Employees’ claims against companies in administration should be accepted but put on hold pending consent from administrators, an Employment Appeal Tribunal has ruled.
Former employees of Sayers Confectioners, part of the Lyndale Food Group, which went into administration in June last year, won their case because the Tribunal should not have declared their claim as out of time.
Without the necessary consultation, the company announced that more than 30 employees were to be made redundant with immediate effect. The employees raised a claim for statutory redundancy payment and other contractual entitlements. The Employment Tribunal rejected these claims on the grounds that, under the Insolvency Act 1986, claims against companies in administration cannot be made without the administrators’ prior consent. The employees said they had applied for consent within the time limits and it was the administrators who had not responded on time.
Referring to Carr v. British International Helicopters Ltd, Judge Underhill, presiding at the Employment Appeal Tribunal said such claims should be held until the administrators reached a decision.

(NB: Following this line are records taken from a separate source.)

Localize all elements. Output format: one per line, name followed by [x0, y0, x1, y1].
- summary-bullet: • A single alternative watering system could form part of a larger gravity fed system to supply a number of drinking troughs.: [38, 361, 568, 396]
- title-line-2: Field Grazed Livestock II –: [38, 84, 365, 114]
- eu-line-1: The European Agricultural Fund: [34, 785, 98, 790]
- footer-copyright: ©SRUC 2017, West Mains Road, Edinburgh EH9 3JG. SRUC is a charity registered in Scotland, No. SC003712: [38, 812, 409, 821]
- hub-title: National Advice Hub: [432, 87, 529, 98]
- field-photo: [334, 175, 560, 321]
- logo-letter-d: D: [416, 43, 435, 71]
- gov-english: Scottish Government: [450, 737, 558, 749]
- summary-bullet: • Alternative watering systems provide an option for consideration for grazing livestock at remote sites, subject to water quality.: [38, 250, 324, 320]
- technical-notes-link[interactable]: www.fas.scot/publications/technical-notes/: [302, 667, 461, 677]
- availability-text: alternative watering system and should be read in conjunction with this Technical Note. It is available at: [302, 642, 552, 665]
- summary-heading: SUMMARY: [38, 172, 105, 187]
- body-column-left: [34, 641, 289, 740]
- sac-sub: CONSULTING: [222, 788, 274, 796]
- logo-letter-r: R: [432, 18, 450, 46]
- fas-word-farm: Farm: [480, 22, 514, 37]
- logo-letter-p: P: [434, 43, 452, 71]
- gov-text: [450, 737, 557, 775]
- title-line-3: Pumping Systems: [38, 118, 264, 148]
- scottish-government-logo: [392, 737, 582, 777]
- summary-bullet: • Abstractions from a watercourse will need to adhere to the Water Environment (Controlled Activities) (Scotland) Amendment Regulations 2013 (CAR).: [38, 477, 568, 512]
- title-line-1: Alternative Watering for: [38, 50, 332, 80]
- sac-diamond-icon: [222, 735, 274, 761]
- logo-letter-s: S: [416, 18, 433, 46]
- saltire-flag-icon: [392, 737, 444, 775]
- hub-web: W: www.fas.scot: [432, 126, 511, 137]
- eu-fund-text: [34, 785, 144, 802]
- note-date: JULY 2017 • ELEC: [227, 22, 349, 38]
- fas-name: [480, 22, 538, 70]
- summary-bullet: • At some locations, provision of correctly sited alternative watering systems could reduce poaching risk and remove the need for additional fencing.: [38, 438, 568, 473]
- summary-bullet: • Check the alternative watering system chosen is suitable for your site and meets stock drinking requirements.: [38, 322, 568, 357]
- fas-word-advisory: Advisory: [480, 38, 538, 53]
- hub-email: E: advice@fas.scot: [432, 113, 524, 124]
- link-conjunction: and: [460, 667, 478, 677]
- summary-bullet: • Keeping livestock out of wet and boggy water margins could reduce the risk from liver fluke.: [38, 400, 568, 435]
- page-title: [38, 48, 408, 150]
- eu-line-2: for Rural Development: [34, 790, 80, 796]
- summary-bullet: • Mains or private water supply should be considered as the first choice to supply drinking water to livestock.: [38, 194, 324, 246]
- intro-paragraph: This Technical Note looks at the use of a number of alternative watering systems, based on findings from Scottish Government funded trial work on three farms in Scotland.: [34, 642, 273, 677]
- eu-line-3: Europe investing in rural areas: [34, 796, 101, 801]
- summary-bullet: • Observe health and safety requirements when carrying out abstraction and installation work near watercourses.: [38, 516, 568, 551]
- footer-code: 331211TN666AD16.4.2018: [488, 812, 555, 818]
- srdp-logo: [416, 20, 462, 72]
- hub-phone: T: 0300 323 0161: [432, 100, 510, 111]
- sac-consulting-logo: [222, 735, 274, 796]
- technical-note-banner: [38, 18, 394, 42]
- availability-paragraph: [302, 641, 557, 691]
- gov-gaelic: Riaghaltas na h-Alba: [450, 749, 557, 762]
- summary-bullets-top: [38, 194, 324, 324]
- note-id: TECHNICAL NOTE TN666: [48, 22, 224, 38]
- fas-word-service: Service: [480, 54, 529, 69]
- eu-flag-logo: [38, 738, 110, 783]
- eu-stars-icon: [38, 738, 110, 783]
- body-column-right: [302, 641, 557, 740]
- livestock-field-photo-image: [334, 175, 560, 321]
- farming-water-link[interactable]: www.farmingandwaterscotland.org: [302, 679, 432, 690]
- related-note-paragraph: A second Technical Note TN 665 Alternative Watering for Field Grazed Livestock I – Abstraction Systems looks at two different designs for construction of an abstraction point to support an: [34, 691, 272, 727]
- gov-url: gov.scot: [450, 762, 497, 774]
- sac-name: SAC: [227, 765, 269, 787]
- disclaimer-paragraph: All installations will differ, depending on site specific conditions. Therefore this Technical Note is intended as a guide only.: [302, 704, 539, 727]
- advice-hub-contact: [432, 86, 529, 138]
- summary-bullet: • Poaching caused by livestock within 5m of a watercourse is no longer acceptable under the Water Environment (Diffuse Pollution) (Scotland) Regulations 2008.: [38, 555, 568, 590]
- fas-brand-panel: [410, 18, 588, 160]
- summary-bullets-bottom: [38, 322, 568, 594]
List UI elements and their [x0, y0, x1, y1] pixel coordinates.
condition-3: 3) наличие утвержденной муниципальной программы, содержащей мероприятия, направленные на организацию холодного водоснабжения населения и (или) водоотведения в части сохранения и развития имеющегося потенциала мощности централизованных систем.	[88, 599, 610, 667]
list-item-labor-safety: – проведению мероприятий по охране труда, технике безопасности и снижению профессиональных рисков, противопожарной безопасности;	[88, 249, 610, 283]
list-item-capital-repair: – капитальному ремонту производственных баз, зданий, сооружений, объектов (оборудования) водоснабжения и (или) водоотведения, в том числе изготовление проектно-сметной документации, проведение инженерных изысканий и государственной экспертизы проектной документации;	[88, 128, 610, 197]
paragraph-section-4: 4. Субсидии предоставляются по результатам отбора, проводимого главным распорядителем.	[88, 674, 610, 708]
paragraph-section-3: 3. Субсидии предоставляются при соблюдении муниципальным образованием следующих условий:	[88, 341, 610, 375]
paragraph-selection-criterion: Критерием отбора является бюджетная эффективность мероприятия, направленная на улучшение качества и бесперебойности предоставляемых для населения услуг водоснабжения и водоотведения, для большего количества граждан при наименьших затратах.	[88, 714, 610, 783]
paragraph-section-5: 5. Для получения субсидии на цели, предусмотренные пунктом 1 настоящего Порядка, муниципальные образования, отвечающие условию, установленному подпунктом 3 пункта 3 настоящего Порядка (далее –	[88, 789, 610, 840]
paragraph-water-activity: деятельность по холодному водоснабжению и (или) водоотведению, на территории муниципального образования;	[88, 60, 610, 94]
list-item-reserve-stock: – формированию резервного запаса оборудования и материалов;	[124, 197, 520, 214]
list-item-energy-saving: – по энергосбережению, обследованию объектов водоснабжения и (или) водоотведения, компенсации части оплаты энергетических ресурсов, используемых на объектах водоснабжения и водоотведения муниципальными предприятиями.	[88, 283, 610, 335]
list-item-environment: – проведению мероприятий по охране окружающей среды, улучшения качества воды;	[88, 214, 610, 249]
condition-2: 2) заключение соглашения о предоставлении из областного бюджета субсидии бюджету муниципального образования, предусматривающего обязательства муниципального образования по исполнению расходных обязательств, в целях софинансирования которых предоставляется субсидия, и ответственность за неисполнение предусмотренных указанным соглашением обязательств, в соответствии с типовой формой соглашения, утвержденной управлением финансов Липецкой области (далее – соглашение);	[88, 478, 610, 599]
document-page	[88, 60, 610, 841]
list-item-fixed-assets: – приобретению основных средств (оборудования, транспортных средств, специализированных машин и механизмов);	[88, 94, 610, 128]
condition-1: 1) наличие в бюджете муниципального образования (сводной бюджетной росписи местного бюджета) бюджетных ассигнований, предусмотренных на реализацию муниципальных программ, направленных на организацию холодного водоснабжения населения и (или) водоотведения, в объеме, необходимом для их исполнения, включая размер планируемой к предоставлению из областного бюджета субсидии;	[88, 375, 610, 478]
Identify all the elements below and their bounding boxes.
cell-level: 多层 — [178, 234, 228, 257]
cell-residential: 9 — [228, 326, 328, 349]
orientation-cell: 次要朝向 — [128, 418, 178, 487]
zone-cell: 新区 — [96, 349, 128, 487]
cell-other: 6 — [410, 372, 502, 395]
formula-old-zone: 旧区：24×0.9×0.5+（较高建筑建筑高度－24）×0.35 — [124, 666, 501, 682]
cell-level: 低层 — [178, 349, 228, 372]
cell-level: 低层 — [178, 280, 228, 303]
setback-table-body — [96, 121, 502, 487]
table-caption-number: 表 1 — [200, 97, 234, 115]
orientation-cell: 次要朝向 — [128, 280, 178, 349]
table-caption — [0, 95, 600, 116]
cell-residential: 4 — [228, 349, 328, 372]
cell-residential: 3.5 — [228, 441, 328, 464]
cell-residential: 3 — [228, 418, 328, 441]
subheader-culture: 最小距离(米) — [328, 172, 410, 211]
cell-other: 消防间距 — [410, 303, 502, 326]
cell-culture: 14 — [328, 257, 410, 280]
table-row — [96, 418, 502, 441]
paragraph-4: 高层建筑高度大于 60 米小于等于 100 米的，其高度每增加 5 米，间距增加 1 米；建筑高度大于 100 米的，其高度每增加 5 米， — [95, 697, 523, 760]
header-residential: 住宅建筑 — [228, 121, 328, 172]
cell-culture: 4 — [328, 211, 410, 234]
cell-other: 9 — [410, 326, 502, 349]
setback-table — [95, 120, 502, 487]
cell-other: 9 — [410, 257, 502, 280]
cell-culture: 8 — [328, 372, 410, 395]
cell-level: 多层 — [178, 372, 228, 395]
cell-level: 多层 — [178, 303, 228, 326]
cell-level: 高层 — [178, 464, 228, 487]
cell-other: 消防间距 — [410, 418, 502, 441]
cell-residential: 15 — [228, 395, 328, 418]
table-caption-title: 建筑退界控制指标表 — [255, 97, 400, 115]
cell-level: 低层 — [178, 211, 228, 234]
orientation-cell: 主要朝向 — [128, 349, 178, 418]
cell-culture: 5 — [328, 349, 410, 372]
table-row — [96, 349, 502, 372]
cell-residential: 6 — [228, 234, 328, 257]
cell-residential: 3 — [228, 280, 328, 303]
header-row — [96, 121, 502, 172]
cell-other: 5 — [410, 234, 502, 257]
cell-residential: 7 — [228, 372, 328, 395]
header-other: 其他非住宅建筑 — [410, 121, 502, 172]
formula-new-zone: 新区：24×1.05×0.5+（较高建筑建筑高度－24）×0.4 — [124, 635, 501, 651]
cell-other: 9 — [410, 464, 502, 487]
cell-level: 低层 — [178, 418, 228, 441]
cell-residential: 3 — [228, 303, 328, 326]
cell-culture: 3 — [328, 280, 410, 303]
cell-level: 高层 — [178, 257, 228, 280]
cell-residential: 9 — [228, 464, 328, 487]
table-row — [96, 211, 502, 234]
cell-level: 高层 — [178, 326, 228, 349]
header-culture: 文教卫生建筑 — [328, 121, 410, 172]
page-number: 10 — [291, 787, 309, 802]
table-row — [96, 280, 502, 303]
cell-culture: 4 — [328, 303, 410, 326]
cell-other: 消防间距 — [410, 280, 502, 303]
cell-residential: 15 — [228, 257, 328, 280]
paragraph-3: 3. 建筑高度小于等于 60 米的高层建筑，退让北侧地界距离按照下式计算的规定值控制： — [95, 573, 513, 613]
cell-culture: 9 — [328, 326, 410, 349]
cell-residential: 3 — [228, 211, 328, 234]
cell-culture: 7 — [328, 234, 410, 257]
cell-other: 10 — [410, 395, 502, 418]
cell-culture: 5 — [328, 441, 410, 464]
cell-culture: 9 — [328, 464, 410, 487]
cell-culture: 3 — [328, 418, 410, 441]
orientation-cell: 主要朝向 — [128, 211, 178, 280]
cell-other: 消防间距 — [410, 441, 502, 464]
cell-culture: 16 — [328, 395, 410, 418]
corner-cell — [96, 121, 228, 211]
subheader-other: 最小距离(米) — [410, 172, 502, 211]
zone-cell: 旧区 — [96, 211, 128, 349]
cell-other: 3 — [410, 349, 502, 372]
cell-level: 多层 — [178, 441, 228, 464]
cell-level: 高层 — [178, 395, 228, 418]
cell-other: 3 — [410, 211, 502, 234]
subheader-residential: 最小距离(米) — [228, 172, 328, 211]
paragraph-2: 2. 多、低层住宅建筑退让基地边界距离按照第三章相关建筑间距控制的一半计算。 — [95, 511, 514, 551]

“I can see no reason why the decision in Carr does not apply equally in these cases,” the judge said. “I am told that the normal practice is to accept such claims but stay them pending a decision by the administrators whether to give consent.”
Carol Devereux, Regional Officer for Unite, said: “The time limit was due to expire and, in effect, the employees could not bring their claims on a technicality. I am delighted at the common sense approach to these cases, especially as the number of claims against companies in administration is only likely to increase in the near future.”